At the time I quite appreciated the discipline of answering specific questions based on the passage. I will often make notes on passages I read but this may take the form of observations about the text, or some historical or contextual information. It may be some reflections on how I see the passage relating to or affecting me, or (rarely) a prayer that forms in response to my reading. The point is my discipline of writing in response to the passage is variable and not always intentional or focused. StS offers an alternative because if I seek to answer the two or three questions more than superficially then I need to reread parts of the passage and give some thought to the issues that the questions seek to raise.
So why have I recommenced using StS midway through 2023? Last year I followed the M’Cheyne Bible reading plan of reading two chapters a day and also reading the companion commentary/devotional provided by Don Carson in For the Love of God. I started using his second volume in 2023 but stopped several months ago. Since then I have been reading the Old Testament portion of M’Cheyne’s plan but not the New Testament portion.

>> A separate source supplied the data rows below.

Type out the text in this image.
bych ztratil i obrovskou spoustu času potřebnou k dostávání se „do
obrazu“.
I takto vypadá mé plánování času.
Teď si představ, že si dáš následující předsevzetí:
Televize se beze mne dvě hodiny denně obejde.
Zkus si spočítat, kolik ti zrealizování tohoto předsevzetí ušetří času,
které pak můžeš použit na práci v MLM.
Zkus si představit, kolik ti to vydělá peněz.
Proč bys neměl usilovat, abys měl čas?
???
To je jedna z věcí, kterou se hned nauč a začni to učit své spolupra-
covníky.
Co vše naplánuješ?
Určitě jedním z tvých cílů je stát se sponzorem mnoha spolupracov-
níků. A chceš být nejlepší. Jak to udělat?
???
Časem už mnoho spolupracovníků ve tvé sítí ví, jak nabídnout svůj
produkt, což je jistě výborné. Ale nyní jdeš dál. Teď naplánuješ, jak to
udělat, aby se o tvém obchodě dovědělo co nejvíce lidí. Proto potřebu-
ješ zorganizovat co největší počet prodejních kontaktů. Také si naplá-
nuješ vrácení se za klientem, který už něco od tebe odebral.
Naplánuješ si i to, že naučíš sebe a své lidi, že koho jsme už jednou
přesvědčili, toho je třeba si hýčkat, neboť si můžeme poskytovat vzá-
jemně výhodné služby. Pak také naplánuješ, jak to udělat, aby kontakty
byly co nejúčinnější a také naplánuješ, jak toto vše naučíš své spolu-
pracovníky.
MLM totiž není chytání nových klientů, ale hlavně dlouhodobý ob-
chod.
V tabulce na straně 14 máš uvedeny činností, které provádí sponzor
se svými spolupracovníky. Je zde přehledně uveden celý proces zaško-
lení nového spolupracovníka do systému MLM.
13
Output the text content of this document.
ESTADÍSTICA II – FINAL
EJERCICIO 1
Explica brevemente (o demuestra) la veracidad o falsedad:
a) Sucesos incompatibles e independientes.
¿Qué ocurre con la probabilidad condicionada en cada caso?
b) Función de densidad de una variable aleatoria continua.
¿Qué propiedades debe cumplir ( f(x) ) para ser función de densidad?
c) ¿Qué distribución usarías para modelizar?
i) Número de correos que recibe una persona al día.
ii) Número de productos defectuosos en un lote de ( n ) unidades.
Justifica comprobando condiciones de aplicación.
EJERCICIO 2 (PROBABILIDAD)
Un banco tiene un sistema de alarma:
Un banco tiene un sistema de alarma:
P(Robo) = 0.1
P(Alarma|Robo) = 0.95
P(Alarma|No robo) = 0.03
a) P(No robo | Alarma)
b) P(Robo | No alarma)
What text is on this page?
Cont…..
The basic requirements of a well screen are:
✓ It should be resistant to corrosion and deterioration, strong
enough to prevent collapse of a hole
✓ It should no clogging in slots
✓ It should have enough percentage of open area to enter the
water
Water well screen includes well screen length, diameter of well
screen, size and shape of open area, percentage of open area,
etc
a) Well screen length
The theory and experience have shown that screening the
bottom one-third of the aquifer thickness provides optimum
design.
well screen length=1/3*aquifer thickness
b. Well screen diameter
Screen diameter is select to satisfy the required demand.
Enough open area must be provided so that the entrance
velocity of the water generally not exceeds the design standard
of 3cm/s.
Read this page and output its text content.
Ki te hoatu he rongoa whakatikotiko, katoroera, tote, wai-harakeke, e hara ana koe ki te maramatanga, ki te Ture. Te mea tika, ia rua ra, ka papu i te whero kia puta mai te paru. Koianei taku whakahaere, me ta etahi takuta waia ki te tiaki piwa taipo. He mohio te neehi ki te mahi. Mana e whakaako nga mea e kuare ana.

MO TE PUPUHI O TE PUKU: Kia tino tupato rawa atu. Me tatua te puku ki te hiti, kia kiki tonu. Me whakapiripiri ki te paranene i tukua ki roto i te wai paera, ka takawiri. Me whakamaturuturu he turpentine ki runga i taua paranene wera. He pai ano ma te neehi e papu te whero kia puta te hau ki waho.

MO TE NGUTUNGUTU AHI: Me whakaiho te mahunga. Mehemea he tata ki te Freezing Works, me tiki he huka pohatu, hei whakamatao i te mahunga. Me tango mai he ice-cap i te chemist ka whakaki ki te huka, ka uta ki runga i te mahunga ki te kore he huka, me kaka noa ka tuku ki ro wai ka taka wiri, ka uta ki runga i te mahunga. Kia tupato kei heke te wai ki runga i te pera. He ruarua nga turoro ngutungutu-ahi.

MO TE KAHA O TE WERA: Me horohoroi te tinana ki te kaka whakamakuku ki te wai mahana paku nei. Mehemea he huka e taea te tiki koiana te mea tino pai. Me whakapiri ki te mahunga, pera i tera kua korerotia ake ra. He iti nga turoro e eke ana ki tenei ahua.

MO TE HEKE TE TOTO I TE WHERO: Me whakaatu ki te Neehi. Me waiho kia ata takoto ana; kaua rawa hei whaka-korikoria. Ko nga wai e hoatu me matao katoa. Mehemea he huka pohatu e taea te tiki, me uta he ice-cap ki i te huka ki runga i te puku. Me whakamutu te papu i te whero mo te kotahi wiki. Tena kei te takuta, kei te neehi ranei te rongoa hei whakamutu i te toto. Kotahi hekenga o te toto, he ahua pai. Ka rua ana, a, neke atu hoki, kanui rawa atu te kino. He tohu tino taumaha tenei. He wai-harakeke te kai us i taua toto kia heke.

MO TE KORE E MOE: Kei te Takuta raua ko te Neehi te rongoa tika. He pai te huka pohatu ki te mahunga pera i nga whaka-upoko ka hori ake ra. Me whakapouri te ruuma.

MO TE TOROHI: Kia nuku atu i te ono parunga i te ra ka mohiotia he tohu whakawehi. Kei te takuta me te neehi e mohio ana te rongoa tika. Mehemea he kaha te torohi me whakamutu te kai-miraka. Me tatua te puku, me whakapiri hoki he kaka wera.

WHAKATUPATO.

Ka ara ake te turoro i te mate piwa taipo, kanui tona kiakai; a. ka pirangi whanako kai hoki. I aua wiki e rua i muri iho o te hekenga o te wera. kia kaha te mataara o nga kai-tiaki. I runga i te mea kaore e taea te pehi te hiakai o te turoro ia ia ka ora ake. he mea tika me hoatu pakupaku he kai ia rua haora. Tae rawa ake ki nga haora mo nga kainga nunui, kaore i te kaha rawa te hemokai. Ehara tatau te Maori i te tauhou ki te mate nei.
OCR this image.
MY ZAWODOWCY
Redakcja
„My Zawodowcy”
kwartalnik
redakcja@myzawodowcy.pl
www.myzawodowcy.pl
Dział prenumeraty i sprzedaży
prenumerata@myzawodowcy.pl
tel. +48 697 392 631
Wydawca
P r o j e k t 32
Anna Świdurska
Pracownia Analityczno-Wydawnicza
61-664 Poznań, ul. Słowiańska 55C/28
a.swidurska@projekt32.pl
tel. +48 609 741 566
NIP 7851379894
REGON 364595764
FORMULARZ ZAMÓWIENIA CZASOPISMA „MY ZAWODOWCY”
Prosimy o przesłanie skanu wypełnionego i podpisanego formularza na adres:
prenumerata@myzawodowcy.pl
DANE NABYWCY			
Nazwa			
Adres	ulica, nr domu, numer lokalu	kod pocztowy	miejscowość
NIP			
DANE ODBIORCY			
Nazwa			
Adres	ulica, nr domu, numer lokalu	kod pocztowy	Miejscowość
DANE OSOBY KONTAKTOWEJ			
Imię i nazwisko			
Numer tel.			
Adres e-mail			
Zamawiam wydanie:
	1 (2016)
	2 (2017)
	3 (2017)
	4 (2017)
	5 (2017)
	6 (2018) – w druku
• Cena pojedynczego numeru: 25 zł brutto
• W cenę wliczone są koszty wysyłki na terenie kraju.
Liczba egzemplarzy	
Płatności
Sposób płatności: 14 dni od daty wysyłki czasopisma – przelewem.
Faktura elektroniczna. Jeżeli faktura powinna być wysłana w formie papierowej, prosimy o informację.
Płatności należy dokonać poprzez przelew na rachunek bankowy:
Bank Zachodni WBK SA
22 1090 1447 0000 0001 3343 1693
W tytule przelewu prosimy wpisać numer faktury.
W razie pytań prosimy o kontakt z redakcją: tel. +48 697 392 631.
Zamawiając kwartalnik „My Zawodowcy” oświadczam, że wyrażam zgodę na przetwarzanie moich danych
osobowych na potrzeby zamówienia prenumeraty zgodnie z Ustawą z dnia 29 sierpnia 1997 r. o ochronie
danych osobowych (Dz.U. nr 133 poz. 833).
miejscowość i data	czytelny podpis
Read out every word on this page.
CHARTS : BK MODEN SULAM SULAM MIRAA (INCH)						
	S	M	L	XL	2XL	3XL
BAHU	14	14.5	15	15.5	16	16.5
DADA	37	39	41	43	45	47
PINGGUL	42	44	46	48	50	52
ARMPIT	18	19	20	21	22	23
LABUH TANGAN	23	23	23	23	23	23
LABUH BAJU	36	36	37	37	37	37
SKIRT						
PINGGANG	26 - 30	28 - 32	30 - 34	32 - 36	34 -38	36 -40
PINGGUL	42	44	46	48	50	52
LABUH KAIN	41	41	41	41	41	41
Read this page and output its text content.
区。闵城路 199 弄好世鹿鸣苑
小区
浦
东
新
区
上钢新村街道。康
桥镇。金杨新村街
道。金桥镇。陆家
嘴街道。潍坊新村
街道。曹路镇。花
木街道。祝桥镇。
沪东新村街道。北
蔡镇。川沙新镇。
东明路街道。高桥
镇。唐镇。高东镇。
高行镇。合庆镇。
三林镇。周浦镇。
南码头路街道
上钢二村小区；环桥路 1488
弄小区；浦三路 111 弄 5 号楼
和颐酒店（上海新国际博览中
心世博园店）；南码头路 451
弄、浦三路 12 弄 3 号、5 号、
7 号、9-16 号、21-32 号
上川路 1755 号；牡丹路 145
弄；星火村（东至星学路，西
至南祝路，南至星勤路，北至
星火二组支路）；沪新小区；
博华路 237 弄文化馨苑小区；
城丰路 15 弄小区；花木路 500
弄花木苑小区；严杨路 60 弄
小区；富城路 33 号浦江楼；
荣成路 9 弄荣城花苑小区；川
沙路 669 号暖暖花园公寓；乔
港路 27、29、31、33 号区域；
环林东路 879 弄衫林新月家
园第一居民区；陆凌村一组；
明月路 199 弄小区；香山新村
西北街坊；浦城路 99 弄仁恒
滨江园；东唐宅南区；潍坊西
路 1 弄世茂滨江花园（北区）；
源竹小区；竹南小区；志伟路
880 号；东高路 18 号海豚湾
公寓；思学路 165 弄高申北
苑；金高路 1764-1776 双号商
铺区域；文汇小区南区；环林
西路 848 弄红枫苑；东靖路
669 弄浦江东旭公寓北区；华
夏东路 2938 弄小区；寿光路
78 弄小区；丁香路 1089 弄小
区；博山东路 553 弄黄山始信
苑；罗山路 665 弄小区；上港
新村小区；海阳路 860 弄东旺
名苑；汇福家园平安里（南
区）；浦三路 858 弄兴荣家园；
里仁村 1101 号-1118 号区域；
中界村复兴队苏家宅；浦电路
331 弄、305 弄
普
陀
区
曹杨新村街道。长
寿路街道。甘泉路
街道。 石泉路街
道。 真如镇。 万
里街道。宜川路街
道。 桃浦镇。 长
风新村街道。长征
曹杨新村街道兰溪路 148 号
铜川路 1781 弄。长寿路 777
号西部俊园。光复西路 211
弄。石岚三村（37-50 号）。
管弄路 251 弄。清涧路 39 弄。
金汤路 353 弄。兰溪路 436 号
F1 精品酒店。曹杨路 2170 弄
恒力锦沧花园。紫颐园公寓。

Earlier this month I started reading Isaiah and was journaling some thought in response to my reading. A few days ago I thought it may be helpful to use StS as an accompaniment to my reading and provide some focus to my writing so I began using StS with Isaiah from chapter 33.
As I wrote two years ago, StS does jump around a little between Testaments and genres, but I intend to use it to complete my reading of Isaiah. I may then continue to use it with Jeremiah and onwards through the remainder of the prophets. We’ll see.